Aterremos

O legado que José Sócrates deixa no país será obviamente terrível. Grande parte dos danos com que viveremos bastante tempo é fácil de prever. Mas já se sente outro efeito, talvez menos evidente, mas igualmente nefasto.
Ao deixar extremar tanto a luta, ao arrastar para o lamaçal político tantas instituições do Estado que deviam permanecer acima desse plano e ao resistir tão teimosamente à sua inevitável queda, o primeiro-ministro tem igualmente levado alguns dos seus opositores a perder o sentido das proporções.

A qualificação da propositura de uma providência cautelar como acto de censura é um disparate manifesto que só foi possível ver sustentado ontem e hoje por tantos neste clima de paranóia incandescente criado por José Sócrates.

Assim como o infeliz caso Mário Crespo (agora uma espécie de Leónidas) que em condições normais não teria o tratamento desproporcionado que teve. É claro que um primeiro-ministro num contexto semi-privado pode criticar um jornalista; é claro que quem sinta um seu direito potencialmente ofendido por uma publicação pode propor uma providência cautelar para impedir a respectiva divulgação; é claro que um governante pode criticar jornalistas em entrevistas ou discursos (talvez não seja politicamente hábil, mas isso são outras considerações); é claro, por fim, que um governante pode processar um jornalista que considere ter agido ilicitamente.

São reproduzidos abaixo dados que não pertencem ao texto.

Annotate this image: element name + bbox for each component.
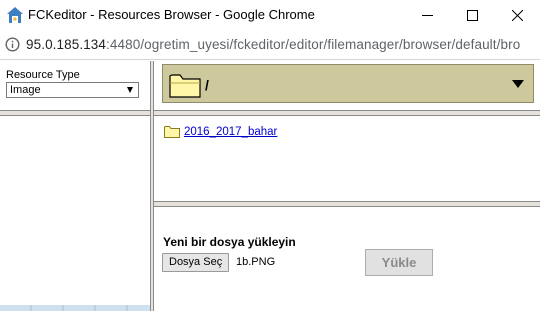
close-icon (511, 9, 523, 21)
url-host: 95.0.185.134 (26, 37, 107, 52)
current-path: / (205, 77, 209, 93)
taskbar-edge (0, 305, 150, 311)
selected-file-name: 1b.PNG (236, 256, 276, 268)
folder-open-icon (169, 71, 203, 99)
window-titlebar: FCKeditor - Resources Browser - Google C… (0, 0, 540, 30)
file-listing-frame: 2016_2017_bahar (154, 116, 540, 201)
current-folder-frame: / (154, 61, 540, 110)
address-bar[interactable]: 95.0.185.134:4480/ogretim_uyesi/fckedito… (0, 30, 540, 60)
resource-type-frame: Resource Type Image (0, 61, 150, 110)
upload-button[interactable]: Yükle (365, 249, 433, 276)
resource-type-value: Image (10, 84, 41, 96)
choose-file-button[interactable]: Dosya Seç (162, 253, 230, 272)
folder-tree-frame (0, 116, 150, 311)
close-button[interactable] (494, 0, 540, 30)
folder-icon (164, 125, 180, 138)
resource-type-label: Resource Type (6, 69, 80, 81)
chevron-down-icon[interactable] (512, 80, 524, 88)
upload-frame: Yeni bir dosya yükleyin Dosya Seç 1b.PNG… (154, 207, 540, 311)
chevron-down-icon (127, 87, 133, 93)
upload-title: Yeni bir dosya yükleyin (163, 235, 296, 249)
folder-link[interactable]: 2016_2017_bahar (184, 126, 277, 138)
current-folder-bar[interactable]: / (162, 64, 534, 103)
url-text[interactable]: 95.0.185.134:4480/ogretim_uyesi/fckedito… (26, 37, 520, 52)
window-title: FCKeditor - Resources Browser - Google C… (28, 7, 315, 22)
maximize-button[interactable] (449, 0, 495, 30)
url-path: :4480/ogretim_uyesi/fckeditor/editor/fil… (106, 37, 521, 52)
fckeditor-app-icon (6, 6, 24, 24)
minimize-button[interactable] (404, 0, 450, 30)
maximize-icon (466, 9, 478, 21)
list-item[interactable]: 2016_2017_bahar (164, 125, 277, 138)
info-icon[interactable] (5, 37, 20, 52)
resource-type-select[interactable]: Image (6, 82, 139, 98)
minimize-icon (421, 14, 433, 16)
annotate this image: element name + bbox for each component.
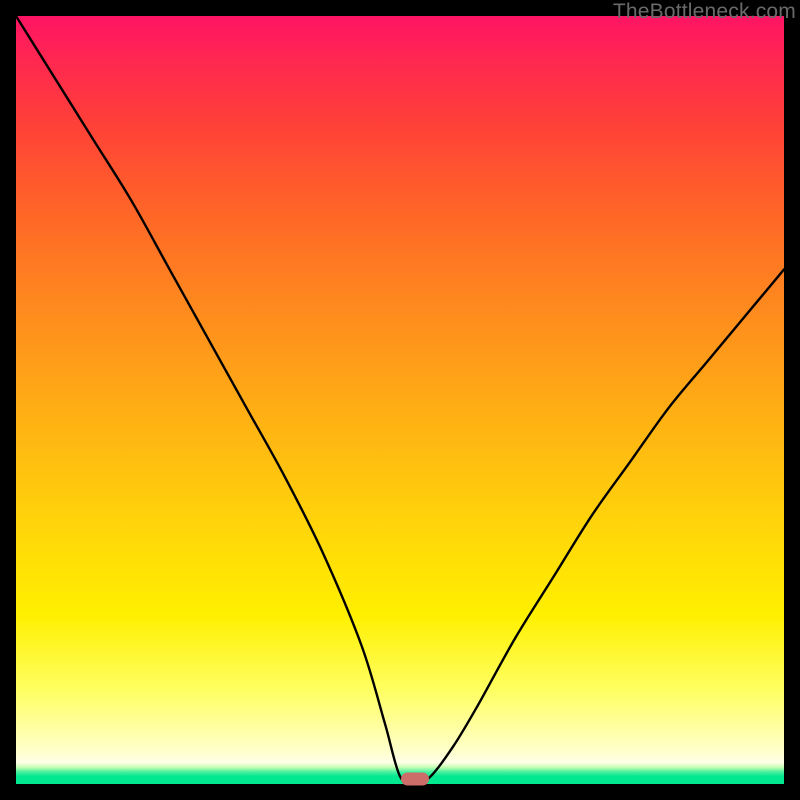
- bottleneck-curve: [16, 16, 784, 784]
- chart-frame: TheBottleneck.com: [0, 0, 800, 800]
- watermark-text: TheBottleneck.com: [613, 0, 796, 24]
- optimum-marker: [401, 773, 429, 786]
- plot-area: [16, 16, 784, 784]
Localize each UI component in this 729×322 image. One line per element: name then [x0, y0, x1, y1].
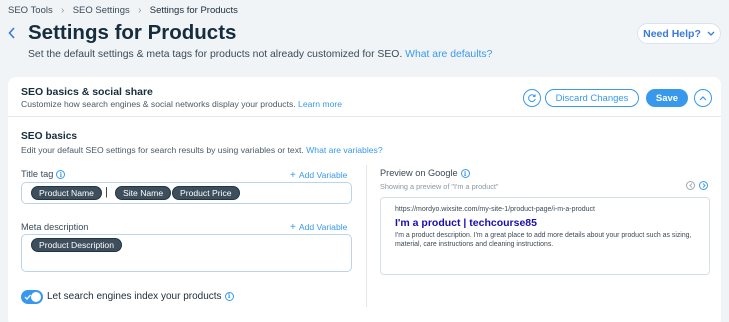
collapse-button[interactable] — [694, 89, 712, 107]
discard-changes-button[interactable]: Discard Changes — [545, 89, 639, 107]
page-title: Settings for Products — [28, 21, 237, 44]
preview-label: Preview on Google i — [380, 168, 470, 179]
card-title: SEO basics & social share — [21, 86, 153, 98]
preview-title: I'm a product | techcourse85 — [395, 217, 537, 229]
variable-chip[interactable]: Product Price — [172, 186, 240, 200]
info-icon[interactable]: i — [56, 170, 66, 180]
variable-chip[interactable]: Product Name — [31, 186, 102, 200]
info-icon[interactable]: i — [460, 169, 470, 179]
breadcrumb: SEO Tools › SEO Settings › Settings for … — [8, 5, 238, 16]
seo-basics-card: SEO basics & social share Customize how … — [8, 77, 721, 322]
chevron-left-icon — [688, 183, 692, 188]
next-product-button[interactable] — [699, 181, 708, 190]
card-header: SEO basics & social share Customize how … — [8, 77, 721, 117]
reset-icon — [528, 94, 536, 103]
preview-description: I'm a product description. I'm a great p… — [395, 232, 692, 249]
page-subtitle-text: Set the default settings & meta tags for… — [28, 49, 403, 60]
breadcrumb-seo-tools[interactable]: SEO Tools — [8, 5, 53, 16]
breadcrumb-current: Settings for Products — [149, 5, 238, 16]
need-help-label: Need Help? — [643, 27, 701, 40]
preview-url: https://mordyo.wixsite.com/my-site-1/pro… — [395, 206, 595, 213]
meta-description-input[interactable]: Product Description — [21, 234, 352, 272]
meta-description-add-variable-button[interactable]: + Add Variable — [290, 222, 347, 233]
chevron-right-icon — [702, 183, 706, 188]
variable-chip[interactable]: Product Description — [31, 238, 122, 252]
what-are-defaults-link[interactable]: What are defaults? — [405, 49, 492, 60]
index-toggle-label: Let search engines index your products i — [47, 291, 234, 302]
chip-separator: | — [105, 186, 108, 198]
previous-product-button[interactable] — [686, 181, 695, 190]
learn-more-link[interactable]: Learn more — [298, 99, 342, 109]
google-preview-card: https://mordyo.wixsite.com/my-site-1/pro… — [380, 197, 710, 275]
index-toggle-label-text: Let search engines index your products — [47, 291, 222, 302]
index-toggle[interactable] — [21, 290, 43, 304]
plus-icon: + — [290, 222, 296, 233]
plus-icon: + — [290, 170, 296, 181]
title-tag-label-text: Title tag — [21, 169, 54, 179]
chevron-up-icon — [699, 95, 707, 100]
chevron-down-icon — [707, 29, 715, 38]
meta-description-label: Meta description — [21, 222, 89, 232]
add-variable-label: Add Variable — [298, 222, 348, 232]
title-tag-label: Title tag i — [21, 169, 66, 180]
need-help-button[interactable]: Need Help? — [637, 23, 721, 44]
title-tag-add-variable-button[interactable]: + Add Variable — [290, 170, 347, 181]
page-subtitle: Set the default settings & meta tags for… — [28, 49, 492, 60]
breadcrumb-seo-settings[interactable]: SEO Settings — [73, 5, 130, 16]
info-icon[interactable]: i — [224, 291, 234, 301]
variable-chip[interactable]: Site Name — [115, 186, 172, 200]
reset-button[interactable] — [523, 89, 541, 107]
section-subtitle-text: Edit your default SEO settings for searc… — [21, 145, 304, 155]
what-are-variables-link[interactable]: What are variables? — [306, 145, 382, 155]
preview-showing-text: Showing a preview of "I'm a product" — [380, 182, 499, 191]
section-title: SEO basics — [21, 131, 78, 142]
section-subtitle: Edit your default SEO settings for searc… — [21, 145, 383, 155]
card-subtitle: Customize how search engines & social ne… — [21, 99, 342, 109]
chevron-right-icon: › — [61, 5, 65, 16]
chevron-left-icon[interactable] — [8, 27, 18, 39]
column-divider — [366, 165, 367, 307]
add-variable-label: Add Variable — [298, 170, 348, 180]
toggle-knob — [31, 292, 41, 302]
card-subtitle-text: Customize how search engines & social ne… — [21, 99, 296, 109]
title-tag-input[interactable]: Product Name | Site Name Product Price — [21, 182, 352, 204]
chevron-right-icon: › — [138, 5, 142, 16]
preview-label-text: Preview on Google — [380, 168, 458, 178]
save-button[interactable]: Save — [646, 89, 688, 107]
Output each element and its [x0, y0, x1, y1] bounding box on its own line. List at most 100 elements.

Mas também é claro que sabemos que este primeiro-ministro, tendo feito coisas que seriam relativamente indiferentes noutras circunstâncias, cometeu actos gravíssimos de controlo e manipulação da comunicação social. Este primeiro-ministro obrigou os habitualmente sensatos e cépticos a acreditar em teorias de conspiração.

Precisamos que estes últimos actos não fiquem em claro; precisamos que o bom-senso regresse para que os primeiros não sejam vistos como mais do que são. Precisamos, em suma, daquilo que mais nos tem faltado: normalidade.